The blasting caused cracks in the foundation of one neighbor’s house. It occurred 15 feet from the desks where Patti Yoon’s children were doing their homework.
Several neighbors took videos which recorded the deafening volume of the blasting.
The two new homes will loom over the homes of Nadine Waxenberg and Carlos Peraza, who live on Thorne Place.
Over 75 trees were removed before the original house was torn down. More trees were cut down last week. One large tree fell over and landed a few feet away from the Yoon’s house.
Martin and Mary Kehoe, Anne and Alan Gold, John and Kathy Grainger Hobbins, and Kek and Martha Knowles are among the other neighbors who have written City officials, spoken at Planning Commission, Board of Architectural Review, and City Council meetings asking their representatives to curb this and all future outsized, inappropriate development
For Kathy Grainger Hobbins, the massive height of the proposed homes at 97 and 95 Oakland Beach Avenue is a towering concern, as are future water runoff issues. “Our house has suffered water damage and our backyard has flooded from all the development on Sonn Drive in recent years.” She appealed to City Council members at their March 10 meeting to come by and walk the property and, hopefully, revisit the project.

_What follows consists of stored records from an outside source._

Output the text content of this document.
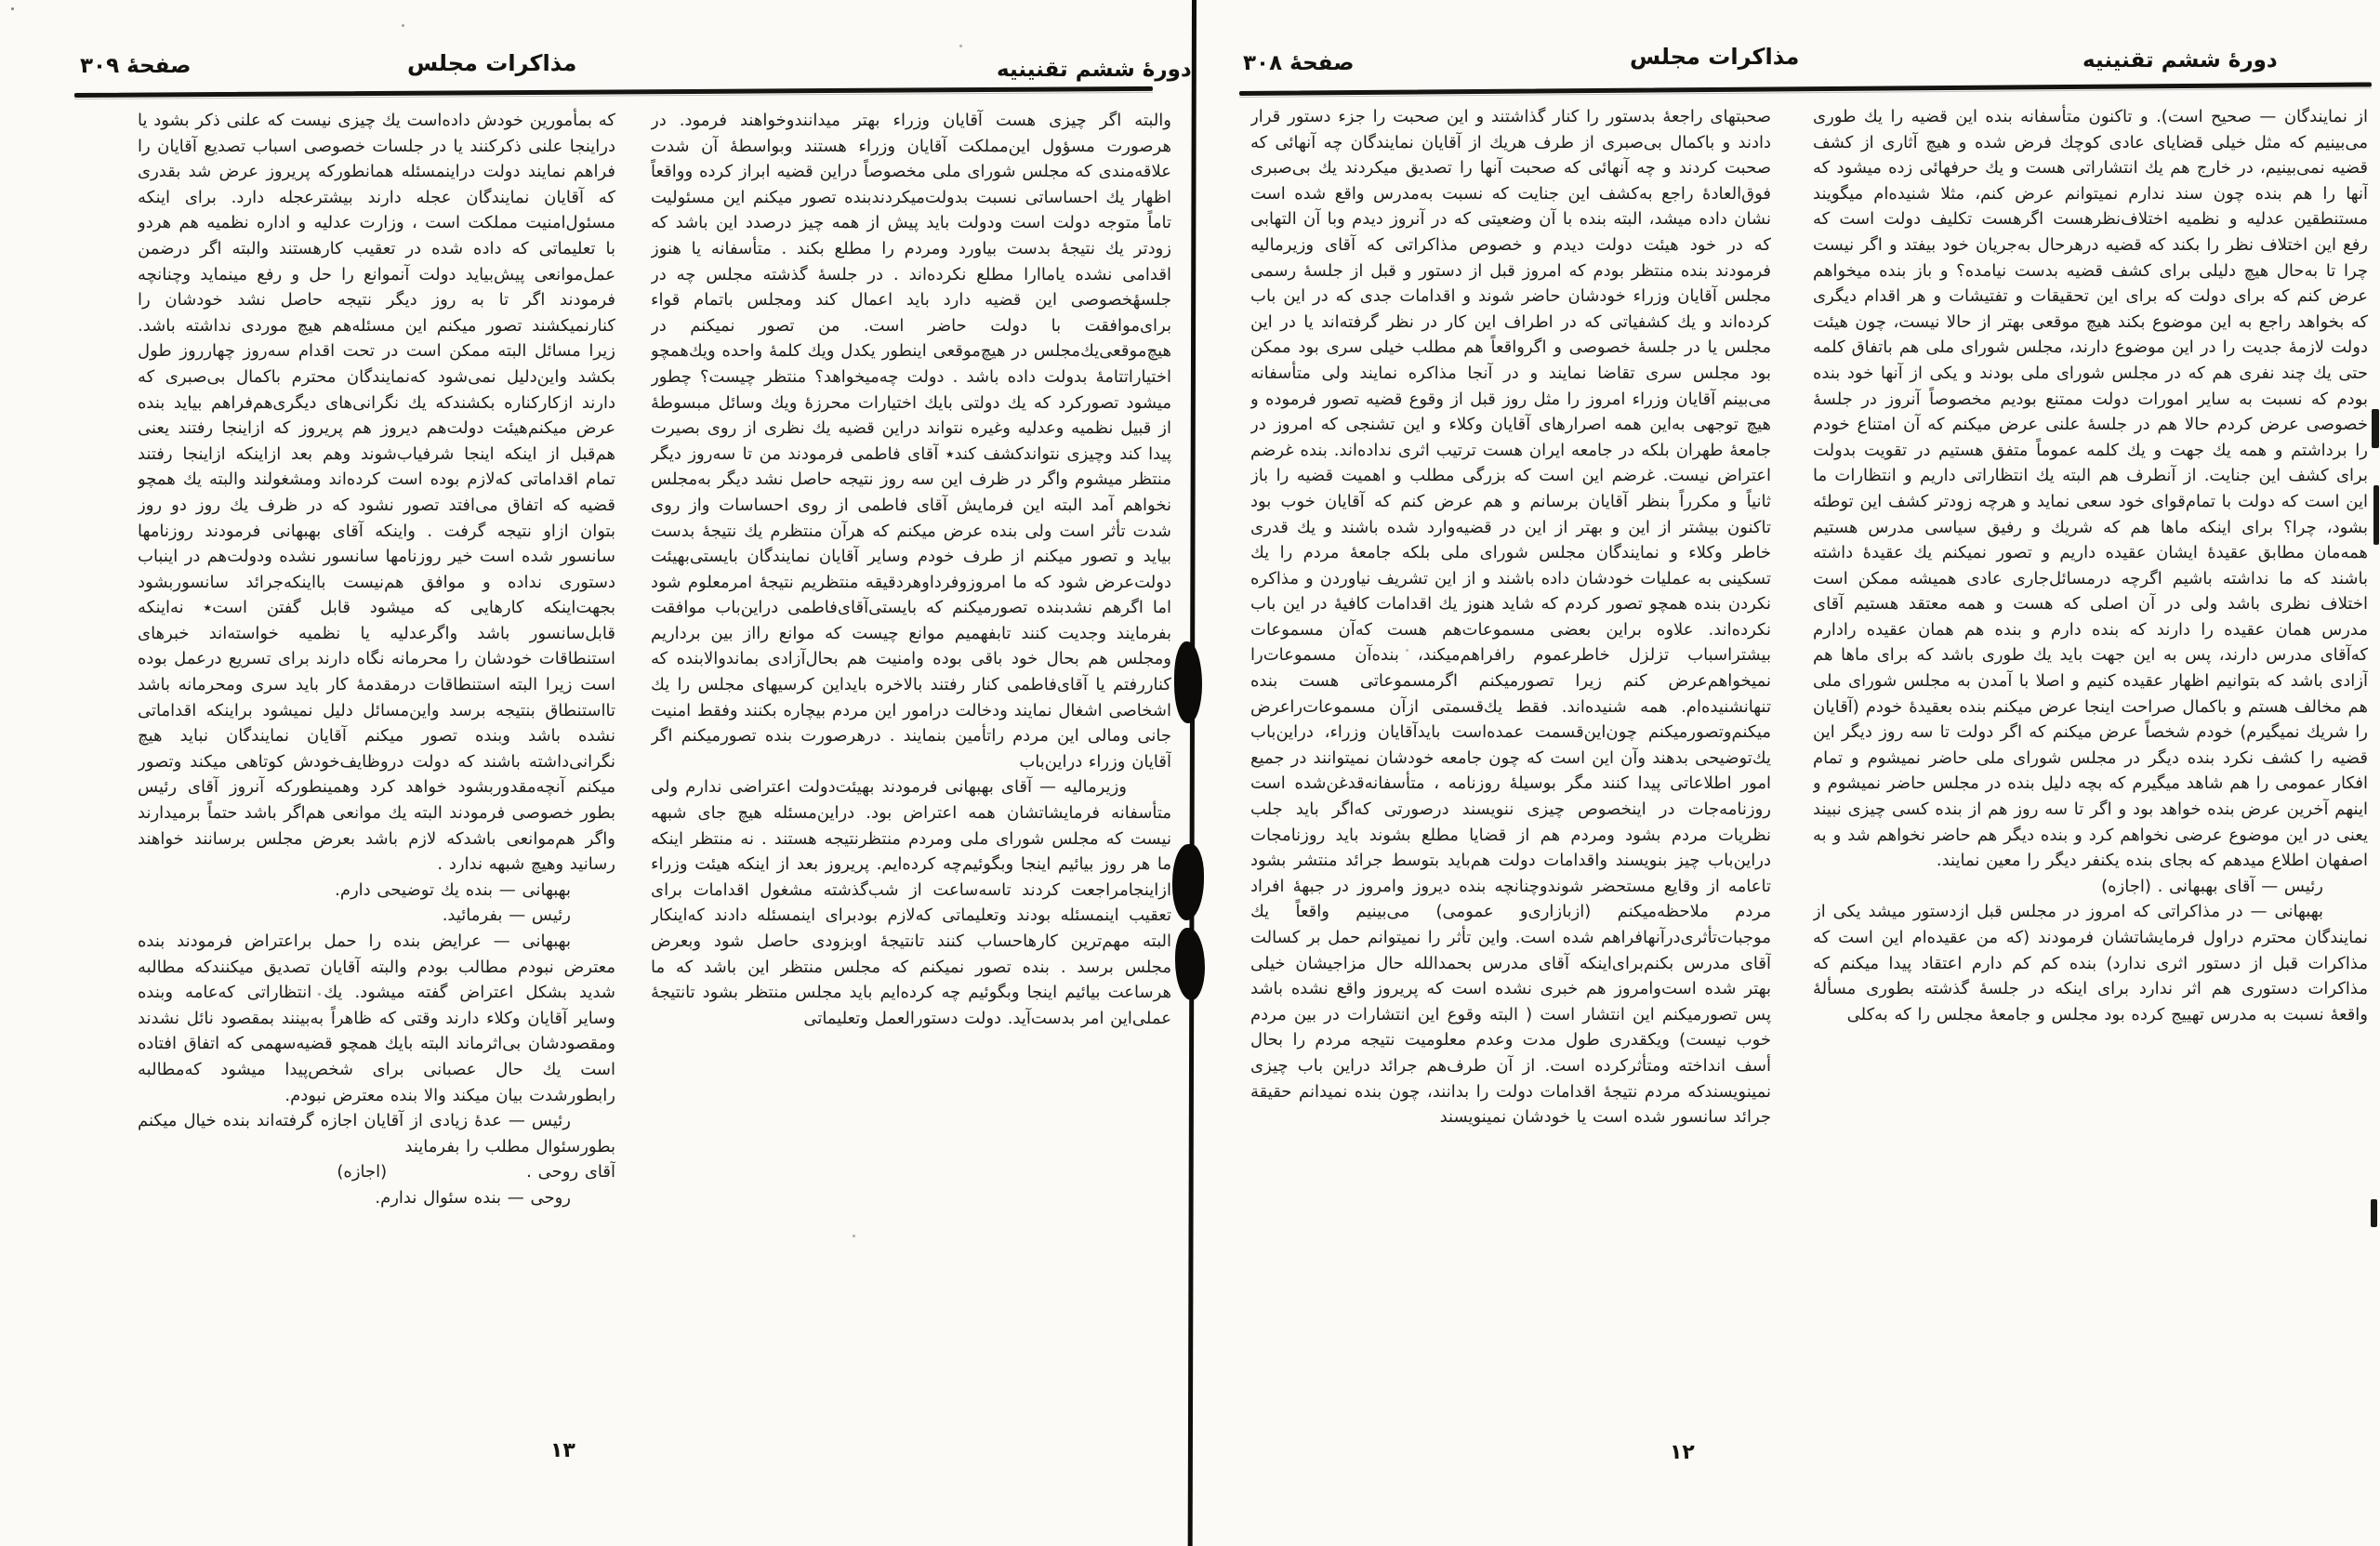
صفحهٔ ٣٠٩	مذاكرات مجلس	دورهٔ ششم تقنينيه

كه بمأمورين خودش داده‌است يك چيزى نيست كه علنى ذكر بشود يا دراينجا علنى ذكركنند يا در جلسات خصوصى اسباب تصديع آقايان را فراهم نمايند دولت دراينمسئله همانطوركه پريروز عرض شد بقدرى كه آقايان نمايندگان عجله دارند بيشترعجله دارد. براى اينكه مسئول‌امنيت مملكت است ، وزارت عدليه و اداره نظميه هم هردو با تعليماتى كه داده شده در تعقيب كارهستند والبته اگر درضمن عمل‌موانعى پيش‌بيايد دولت آنموانع را حل و رفع مينمايد وچنانچه فرمودند اگر تا به روز ديگر نتيجه حاصل نشد خودشان را كنارنميكشند تصور ميكنم اين مسئله‌هم هيچ موردى نداشته باشد. زيرا مسائل البته ممكن است در تحت اقدام سه‌روز چهارروز طول بكشد واين‌دليل نمى‌شود كه‌نمايندگان محترم باكمال بى‌صبرى كه دارند ازكاركناره بكشندكه يك نگرانى‌هاى ديگرى‌هم‌فراهم بيايد بنده عرض ميكنم‌هيئت دولت‌هم ديروز هم پريروز كه ازاينجا رفتند يعنى هم‌قبل از اينكه اينجا شرفياب‌شوند وهم بعد ازاينكه ازاينجا رفتند تمام اقداماتى كه‌لازم بوده است كرده‌اند ومشغولند والبته يك همچو قضيه كه اتفاق مى‌افتد تصور نشود كه در ظرف يك روز دو روز بتوان ازاو نتيجه گرفت . واينكه آقاى بهبهانى فرمودند روزنامها سانسور شده است خير روزنامها سانسور نشده ودولت‌هم در اينباب دستورى نداده و موافق هم‌نيست بااينكه‌جرائد سانسوربشود بجهت‌اينكه كارهايى كه ميشود قابل گفتن است٭ نه‌اينكه قابل‌سانسور باشد واگرعدليه يا نظميه خواسته‌اند خبرهاى استنطاقات خودشان را محرمانه نگاه دارند براى تسريع درعمل بوده است زيرا البته استنطاقات درمقدمهٔ كار بايد سرى ومحرمانه باشد تااستنطاق بنتيجه برسد واين‌مسائل دليل نميشود براينكه اقداماتى نشده باشد وبنده تصور ميكنم آقايان نمايندگان نبايد هيچ نگرانى‌داشته باشند كه دولت دروظايف‌خودش كوتاهى ميكند وتصور ميكنم آنچه‌مقدوربشود خواهد كرد وهمينطوركه آنروز آقاى رئيس بطور خصوصى فرمودند البته يك موانعى هم‌اگر باشد حتماً برميدارند واگر هم‌موانعى باشدكه لازم باشد بعرض مجلس برسانند خواهند رسانيد وهيچ شبهه ندارد .

بهبهانى — بنده يك توضيحى دارم.

رئيس — بفرمائيد.

بهبهانى — عرايض بنده را حمل براعتراض فرمودند بنده معترض نبودم مطالب بودم والبته آقايان تصديق ميكنندكه مطالبه شديد بشكل اعتراض گفته ميشود. يك انتظاراتى كه‌عامه وبنده وساير آقايان وكلاء دارند وقتى كه ظاهراً به‌بينند بمقصود نائل نشدند ومقصودشان بى‌اثرماند البته بايك همچو قضيه‌سهمى كه اتفاق افتاده است يك حال عصبانى براى شخص‌پيدا ميشود كه‌مطالبه رابطورشدت بيان ميكند والا بنده معترض نبودم.

رئيس — عدهٔ زيادى از آقايان اجازه گرفته‌اند بنده خيال ميكنم بطورسئوال مطلب را بفرمايند

آقاى روحى .
(اجازه)

روحى — بنده سئوال ندارم.

والبته اگر چيزى هست آقايان وزراء بهتر ميدانندوخواهند فرمود. در هرصورت مسؤول اين‌مملكت آقايان وزراء هستند وبواسطهٔ آن شدت علاقه‌مندى كه مجلس شوراى ملى مخصوصاً دراين قضيه ابراز كرده وواقعاً اظهار يك احساساتى نسبت بدولت‌ميكردندبنده تصور ميكنم اين مسئوليت تاماً متوجه دولت است ودولت بايد پيش از همه چيز درصدد اين باشد كه زودتر يك نتيجهٔ بدست بياورد ومردم را مطلع بكند . متأسفانه يا هنوز اقدامى نشده ياماارا مطلع نكرده‌اند . در جلسهٔ گذشته مجلس چه در جلسهٔخصوصى اين قضيه دارد بايد اعمال كند ومجلس باتمام قواء براى‌موافقت با دولت حاضر است. من تصور نميكنم در هيچ‌موقعى‌يك‌مجلس در هيچ‌موقعى اينطور يكدل ويك كلمهٔ واحده ويك‌همچو اختياراتتامهٔ بدولت داده باشد . دولت چه‌ميخواهد؟ منتظر چيست؟ چطور ميشود تصوركرد كه يك دولتى بايك اختيارات محرزهٔ ويك وسائل مبسوطهٔ از قبيل نظميه وعدليه وغيره نتواند دراين قضيه يك نظرى از روى بصيرت پيدا كند وچيزى نتواندكشف كند٭ آقاى فاطمى فرمودند من تا سه‌روز ديگر منتظر ميشوم واگر در ظرف اين سه روز نتيجه حاصل نشد ديگر به‌مجلس نخواهم آمد البته اين فرمايش آقاى فاطمى از روى احساسات واز روى شدت تأثر است ولى بنده عرض ميكنم كه هرآن منتظرم يك نتيجهٔ بدست بيايد و تصور ميكنم از طرف خودم وساير آقايان نمايندگان بايستى‌بهيئت دولت‌عرض شود كه ما امروزوفرداوهردقيقه منتظريم نتيجهٔ امرمعلوم شود اما اگرهم نشدبنده تصورميكنم كه بايستى‌آقاى‌فاطمى دراين‌باب موافقت بفرمايند وجديت كنند تابفهميم موانع چيست كه موانع رااز بين برداريم ومجلس هم بحال خود باقى بوده وامنيت هم بحال‌آزادى بماندوالابنده كه كناررفتم يا آقاى‌فاطمى كنار رفتند بالاخره بايداين كرسيهاى مجلس را يك اشخاصى اشغال نمايند ودخالت درامور اين مردم بيچاره بكنند وفقط امنيت جانى ومالى اين مردم راتأمين بنمايند . درهرصورت بنده تصورميكنم اگر آقايان وزراء دراين‌باب

وزيرماليه — آقاى بهبهانى فرمودند بهيئت‌دولت اعتراضى ندارم ولى متأسفانه فرمايشاتشان همه اعتراض بود. دراين‌مسئله هيچ جاى شبهه نيست كه مجلس شوراى ملى ومردم منتظرنتيجه هستند . نه منتظر اينكه ما هر روز بيائيم اينجا وبگوئيم‌چه كرده‌ايم. پريروز بعد از اينكه هيئت وزراء ازاينجامراجعت كردند تاسه‌ساعت از شب‌گذشته مشغول اقدامات براى تعقيب اينمسئله بودند وتعليماتى كه‌لازم بودبراى اينمسئله دادند كه‌اينكار البته مهم‌ترين كارهاحساب كنند تانتيجهٔ اوبزودى حاصل شود وبعرض مجلس برسد . بنده تصور نميكنم كه مجلس منتظر اين باشد كه ما هرساعت بيائيم اينجا وبگوئيم چه كرده‌ايم بايد مجلس منتظر بشود تانتيجهٔ عملى‌اين امر بدست‌آيد. دولت دستورالعمل وتعليماتى

١٣
صفحهٔ ٣٠٨	مذاكرات مجلس	دورهٔ ششم تقنينيه

صحبتهاى راجعهٔ بدستور را كنار گذاشتند و اين صحبت را جزء دستور قرار دادند و باكمال بى‌صبرى از طرف هريك از آقايان نمايندگان چه آنهائى كه صحبت كردند و چه آنهائى كه صحبت آنها را تصديق ميكردند يك بى‌صبرى فوق‌العادهٔ راجع به‌كشف اين جنايت كه نسبت به‌مدرس واقع شده است نشان داده ميشد، البته بنده با آن وضعيتى كه در آنروز ديدم وبا آن التهابى كه در خود هيئت دولت ديدم و خصوص مذاكراتى كه آقاى وزيرماليه فرمودند بنده منتظر بودم كه امروز قبل از دستور و قبل از جلسهٔ رسمى مجلس آقايان وزراء خودشان حاضر شوند و اقدامات جدى كه در اين باب كرده‌اند و يك كشفياتى كه در اطراف اين كار در نظر گرفته‌اند يا در اين مجلس يا در جلسهٔ خصوصى و اگرواقعاً هم مطلب خيلى سرى بود ممكن بود مجلس سرى تقاضا نمايند و در آنجا مذاكره نمايند ولى متأسفانه مى‌بينم آقايان وزراء امروز را مثل روز قبل از وقوع قضيه تصور فرموده و هيچ توجهى به‌اين همه اصرارهاى آقايان وكلاء و اين تشنجى كه امروز در جامعهٔ طهران بلكه در جامعه ايران هست ترتيب اثرى نداده‌اند. بنده غرضم اعتراض نيست. غرضم اين است كه بزرگى مطلب و اهميت قضيه را باز ثانياً و مكرراً بنظر آقايان برسانم و هم عرض كنم كه آقايان خوب بود تاكنون بيشتر از اين و بهتر از اين در قضيه‌وارد شده باشند و يك قدرى خاطر وكلاء و نمايندگان مجلس شوراى ملى بلكه جامعهٔ مردم را يك تسكينى به عمليات خودشان داده باشند و از اين تشريف نياوردن و مذاكره نكردن بنده همچو تصور كردم كه شايد هنوز يك اقدامات كافيهٔ در اين باب نكرده‌اند. علاوه براين بعضى مسموعات‌هم هست كه‌آن مسموعات بيشتراسباب تزلزل خاطرعموم رافراهم‌ميكند، بنده‌آن مسموعات‌را نميخواهم‌عرض كنم زيرا تصورميكنم اگرمسموعاتى هست بنده تنهانشنيده‌ام. همه شنيده‌اند. فقط يك‌قسمتى ازآن مسموعات‌راعرض ميكنم‌وتصورميكنم چون‌اين‌قسمت عمده‌است بايدآقايان وزراء، دراين‌باب يك‌توضيحى بدهند وآن اين است كه چون جامعه خودشان نميتوانند در جميع امور اطلاعاتى پيدا كنند مگر بوسيلهٔ روزنامه ، متأسفانه‌قدغن‌شده است روزنامه‌جات در اينخصوص چيزى ننويسند درصورتى كه‌اگر بايد جلب نظريات مردم بشود ومردم هم از قضايا مطلع بشوند بايد روزنامجات دراين‌باب چيز بنويسند واقدامات دولت هم‌بايد بتوسط جرائد منتشر بشود تاعامه از وقايع مستحضر شوندوچنانچه بنده ديروز وامروز در جبههٔ افراد مردم ملاحظه‌ميكنم (ازبازارى‌و عمومى) مى‌بينيم واقعاً يك موجبات‌تأثرى‌درآنهافراهم شده است. واين تأثر را نميتوانم حمل بر كسالت آقاى مدرس بكنم‌براى‌اينكه آقاى مدرس بحمدالله حال مزاجيشان خيلى بهتر شده است‌وامروز هم خبرى نشده است كه پريروز واقع نشده باشد پس تصورميكنم اين انتشار است ( البته وقوع اين انتشارات در بين مردم خوب نيست) ويكقدرى طول مدت وعدم معلوميت نتيجه مردم را بحال أسف انداخته ومتأثركرده است. از آن طرف‌هم جرائد دراين باب چيزى نمينويسندكه مردم نتيجهٔ اقدامات دولت را بدانند، چون بنده نميدانم حقيقة جرائد سانسور شده است يا خودشان نمينويسند

از نمايندگان — صحيح است). و تاكنون متأسفانه بنده اين قضيه را يك طورى مى‌بينيم كه مثل خيلى قضاياى عادى كوچك فرض شده و هيچ آثارى از كشف قضيه نمى‌بينيم، در خارج هم يك انتشاراتى هست و يك حرفهائى زده ميشود كه آنها را هم بنده چون سند ندارم نميتوانم عرض كنم، مثلا شنيده‌ام ميگويند مستنطقين عدليه و نظميه اختلاف‌نظرهست اگرهست تكليف دولت است كه رفع اين اختلاف نظر را بكند كه قضيه درهرحال به‌جريان خود بيفتد و اگر نيست چرا تا به‌حال هيچ دليلى براى كشف قضيه بدست نيامده؟ و باز بنده ميخواهم عرض كنم كه براى دولت كه براى اين تحقيقات و تفتيشات و هر اقدام ديگرى كه بخواهد راجع به اين موضوع بكند هيچ موقعى بهتر از حالا نيست، چون هيئت دولت لازمهٔ جديت را در اين موضوع دارند، مجلس شوراى ملى هم باتفاق كلمه حتى يك چند نفرى هم كه در مجلس شوراى ملى بودند و يكى از آنها خود بنده بودم كه نسبت به ساير امورات دولت ممتنع بوديم مخصوصاً آنروز در جلسهٔ خصوصى عرض كردم حالا هم در جلسهٔ علنى عرض ميكنم كه آن امتناع خودم را برداشتم و همه يك جهت و يك كلمه عموماً متفق هستيم در تقويت بدولت براى كشف اين جنايت. از آنطرف هم البته يك انتظاراتى داريم و انتظارات ما اين است كه دولت با تمام‌قواى خود سعى نمايد و هرچه زودتر كشف اين توطئه بشود، چرا؟ براى اينكه ماها هم كه شريك و رفيق سياسى مدرس هستيم همه‌مان مطابق عقيدهٔ ايشان عقيده داريم و تصور نميكنم يك عقيدهٔ داشته باشند كه ما نداشته باشيم اگرچه درمسائل‌جارى عادى هميشه ممكن است اختلاف نظرى باشد ولى در آن اصلى كه هست و همه معتقد هستيم آقاى مدرس همان عقيده را دارند كه بنده دارم و بنده هم همان عقيده رادارم كه‌آقاى مدرس دارند، پس به اين جهت بايد يك طورى باشد كه براى ماها هم آزادى باشد كه بتوانيم اظهار عقيده كنيم و اصلا با آمدن به مجلس شوراى ملى هم مخالف هستم و باكمال صراحت اينجا عرض ميكنم بنده بعقيدهٔ خودم (آقايان را شريك نميگيرم) خودم شخصاً عرض ميكنم كه اگر دولت تا سه روز ديگر اين قضيه را كشف نكرد بنده ديگر در مجلس شوراى ملى حاضر نميشوم و تمام افكار عمومى را هم شاهد ميگيرم كه بچه دليل بنده در مجلس حاضر نميشوم و اينهم آخرين عرض بنده خواهد بود و اگر تا سه روز هم از بنده كسى چيزى نبيند يعنى در اين موضوع عرضى نخواهم كرد و بنده ديگر هم حاضر نخواهم شد و به اصفهان اطلاع ميدهم كه بجاى بنده يكنفر ديگر را معين نمايند.

رئيس — آقاى بهبهانى . (اجازه)

بهبهانى — در مذاكراتى كه امروز در مجلس قبل ازدستور ميشد يكى از نمايندگان محترم دراول فرمايشاتشان فرمودند (كه من عقيده‌ام اين است كه مذاكرات قبل از دستور اثرى ندارد) بنده كم كم دارم اعتقاد پيدا ميكنم كه مذاكرات دستورى هم اثر ندارد براى اينكه در جلسهٔ گذشته بطورى مسألهٔ واقعهٔ نسبت به مدرس تهييج كرده بود مجلس و جامعهٔ مجلس را كه به‌كلى

١٢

Responsible development is what the neighbors are seeking. “This property doesn’t warrant two houses and two driveways,” asserted Waxenberg.
At the Council meeting, Martin Kehoe made a larger point: “It is your duty to protect citizens and we don’t feel we are being protected.” Carlos Peraza said, “I feel violated by what is going on.”
In a meeting with the neighbors this week, we gained an understanding of how much research on local laws and outreach they have done in an effort to drive change in residential development.
“Is it appropriate to build a nearly 6,000 square foot house that will loom over its neighbors?” asked Kehoe. “Is it permissible to take down trees and not replace them? What remedies are neighbors of a development left with once Zoning approves their application?”
The neighbors were heartened that the Mayor came by one day during the blasting. They were hopeful when he said he might put a moratorium in effect.
And they were encouraged further on Wednesday night when Mayor Cohn announced an addition to the agenda, “Item 9”.
“Keenly aware” of the impact of the Oakland Beach Avenue development on the neighborhood, he asked to set a public hearing for the March 24 Council meeting at which they would discuss a proposed six-month moratorium on subdivisions in steep slope areas, flag lots, and applications in which houses are not orientated toward the street to give the Council time review and legislate certain kinds of development.
“I put it on the agenda with some frustration as many of us have discussed it for years. We need to get going with it,” said Cohn.
After the Council voted unanimously to set the public hearing, Nadine Waxenberg reminded them that the project was continued to the next Board of Architectural Review meeting on March 22.